There’s a huge between the two starting from the way they are processed to the way they look and taste.
Both these foods are crucial for emergency situations/ survival preparedness as they can be stored for long. Despite a few similarities, freeze-dried foods are a lot different from dehydrated foods, let’s find out how.
What are the different processes involved?
Freeze-drying uses specialized equipment to remove the moisture contained in foods by freezing them and this process is known as lyophilisation. To enhance the storage or shelf life of foods, they are frozen and when moisture turns into ice, it is evaporated by placing the frozen food in vacuum.

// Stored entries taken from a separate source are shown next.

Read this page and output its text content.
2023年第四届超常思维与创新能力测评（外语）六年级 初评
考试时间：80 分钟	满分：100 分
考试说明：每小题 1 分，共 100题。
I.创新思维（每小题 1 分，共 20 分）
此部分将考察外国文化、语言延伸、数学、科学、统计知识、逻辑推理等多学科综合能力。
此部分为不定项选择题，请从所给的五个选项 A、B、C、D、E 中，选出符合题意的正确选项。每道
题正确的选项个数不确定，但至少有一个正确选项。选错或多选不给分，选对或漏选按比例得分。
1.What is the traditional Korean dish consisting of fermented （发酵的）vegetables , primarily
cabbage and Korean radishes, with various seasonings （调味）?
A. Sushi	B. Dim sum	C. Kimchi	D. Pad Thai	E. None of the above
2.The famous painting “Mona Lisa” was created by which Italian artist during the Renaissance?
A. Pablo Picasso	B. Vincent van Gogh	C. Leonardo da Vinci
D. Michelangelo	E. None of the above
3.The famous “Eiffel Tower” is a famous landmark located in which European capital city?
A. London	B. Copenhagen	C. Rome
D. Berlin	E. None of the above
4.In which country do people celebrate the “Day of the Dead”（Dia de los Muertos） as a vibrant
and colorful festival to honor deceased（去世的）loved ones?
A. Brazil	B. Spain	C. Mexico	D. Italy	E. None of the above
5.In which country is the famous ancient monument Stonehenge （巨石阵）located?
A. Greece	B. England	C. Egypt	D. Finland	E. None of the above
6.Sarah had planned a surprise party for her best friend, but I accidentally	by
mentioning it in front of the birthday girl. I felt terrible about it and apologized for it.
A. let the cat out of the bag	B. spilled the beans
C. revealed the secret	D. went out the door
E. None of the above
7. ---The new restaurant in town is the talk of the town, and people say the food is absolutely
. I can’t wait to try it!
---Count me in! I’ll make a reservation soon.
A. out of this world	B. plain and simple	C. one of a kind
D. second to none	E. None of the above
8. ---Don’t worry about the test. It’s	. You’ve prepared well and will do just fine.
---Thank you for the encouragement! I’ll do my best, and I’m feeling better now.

Dehydrating foods on the other hand is a centuries-old process where foods are dried out by circulating dry or hot air around it. The moisture inside the food is completely dried out to prevent the food from getting rotten. The process uses high drying temperatures just enough to remove water and not alter the taste of food.
Freeze-drying is comparatively a modern process of creating emergency food supplies. The moisture in this case is turned solid and then evaporated in gas form, hence the food retains its natural taste and nutritional value.
What is the shelf life for these types of emergency foods?
The dehydrating process removes up to 95% of the moisture present in foods, while the freeze-drying format removes about 99% of the moisture. So, the shelf life of freeze-dried foods is higher than dehydrated foods.
The dehydrated products such as dried nuts and vegetables can be stored for 15 to 20 years. Some of these products such as salt, sugar, oats and wheat can last for about 30 years or may be even longer.
The freeze dried foods on the other hand can be stored for 25 to 30-years. They can be easily stored at different temperatures without being affected by external weather conditions.